Some market analysts say U.S. stock market returns could be lower over the next decade, with Morningstar’s market simulations producing an average return of 6.3% per year, according to data provided to CNBC.
When can you withdraw funds from a Trump Account?
Generally, it’s not possible to withdraw Trump account funds before age 18. But there are limited exceptions, including certain rollovers, distribution upon death and for excess contributions, according to the IRS.
Once the child reaches age 18, the standard rules for traditional IRAs apply. Withdrawals before age 59½ are generally subject to income taxes and a 10% penalty. There are certain penalty exceptions, such as for distributions for higher education expenses or to purchase a first home.
How could Trump Accounts affect the wealth gap?
Proponents of the new accounts say investing in U.S. stocks creates wealth-building opportunities for children across all income levels.
“The returns on capital today are radically greater than the returns on labor, which means we have a growing wealth gap,” Altimeter Capital CEO Brad Gerstner, who helped spearhead Trump Accounts, said during a June 12 appearance on CNBC’s “Halftime Report.”
“Now we need to get capital into the pockets of every child born so that they can compound in the upside of SpaceX, in Alphabet, in all of our great companies, like everybody else in the market,” Gerstner said.
The Urban Institute, a nonprofit research organization, says research shows that overall participation rates, especially among low-income families, may be low, and family contributions will vary sharply by income, which could compound wealth disparities over time and concentrate the benefits among higher-income households.
How do Trump Accounts compare with 529s and Roth IRAs?
So far, families have signed up more than 6 million children for Trump Accounts, the Treasury Department said in mid-June.

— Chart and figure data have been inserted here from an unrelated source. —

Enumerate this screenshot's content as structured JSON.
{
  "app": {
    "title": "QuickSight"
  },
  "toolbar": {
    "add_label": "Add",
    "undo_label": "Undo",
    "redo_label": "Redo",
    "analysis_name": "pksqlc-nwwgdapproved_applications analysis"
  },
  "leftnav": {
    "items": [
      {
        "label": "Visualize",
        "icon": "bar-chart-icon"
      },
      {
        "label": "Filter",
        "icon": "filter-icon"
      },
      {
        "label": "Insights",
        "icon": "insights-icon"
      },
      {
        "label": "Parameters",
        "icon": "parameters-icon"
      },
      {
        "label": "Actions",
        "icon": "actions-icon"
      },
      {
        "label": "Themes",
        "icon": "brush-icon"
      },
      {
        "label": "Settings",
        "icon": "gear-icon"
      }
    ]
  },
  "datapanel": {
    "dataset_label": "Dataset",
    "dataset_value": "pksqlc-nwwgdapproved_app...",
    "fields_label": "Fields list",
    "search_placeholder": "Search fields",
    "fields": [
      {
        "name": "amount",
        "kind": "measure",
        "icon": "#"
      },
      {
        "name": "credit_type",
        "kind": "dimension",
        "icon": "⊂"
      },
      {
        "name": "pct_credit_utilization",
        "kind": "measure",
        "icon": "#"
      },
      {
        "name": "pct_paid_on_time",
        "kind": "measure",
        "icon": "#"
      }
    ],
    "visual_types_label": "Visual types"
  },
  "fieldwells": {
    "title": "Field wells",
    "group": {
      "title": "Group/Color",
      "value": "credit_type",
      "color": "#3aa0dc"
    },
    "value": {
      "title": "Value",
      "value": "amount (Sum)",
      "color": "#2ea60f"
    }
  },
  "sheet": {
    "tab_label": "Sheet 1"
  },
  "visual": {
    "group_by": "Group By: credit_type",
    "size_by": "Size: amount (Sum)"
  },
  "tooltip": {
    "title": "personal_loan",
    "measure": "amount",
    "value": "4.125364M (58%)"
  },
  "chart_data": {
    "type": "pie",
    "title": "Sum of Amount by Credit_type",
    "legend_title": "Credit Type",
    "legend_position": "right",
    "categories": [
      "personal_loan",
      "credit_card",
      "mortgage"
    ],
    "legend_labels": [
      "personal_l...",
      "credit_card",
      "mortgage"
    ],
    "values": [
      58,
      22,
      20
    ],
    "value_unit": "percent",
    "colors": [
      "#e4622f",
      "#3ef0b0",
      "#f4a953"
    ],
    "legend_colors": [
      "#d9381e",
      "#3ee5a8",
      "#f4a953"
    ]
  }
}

But Trump Accounts are not the only game in town.
When it comes to long-term savings, families could also consider a 529 college savings plan, a custodial account for minors under the Uniform Gifts to Minors Act or Uniform Transfers to Minors Act, also known as UGMA and UTMA, and, if a child earns income, a Roth individual retirement account. Those options may be as good as or better than the Trump Accounts, depending on your child’s needs and long-term goals, experts say.
For some, claiming the initial grant money is enough of an incentive to open a Trump Account. But there could be another reason to consider these accounts — namely, for a Roth individual retirement account conversion.
This strategy would entail the transfer of pretax or nondeductible IRA funds held in the Trump Account — including the seed money, employer matches and philanthropic gifts — to a Roth IRA. It’s a way to sidestep the earned income requirement and kickstart future tax-free growth, experts say.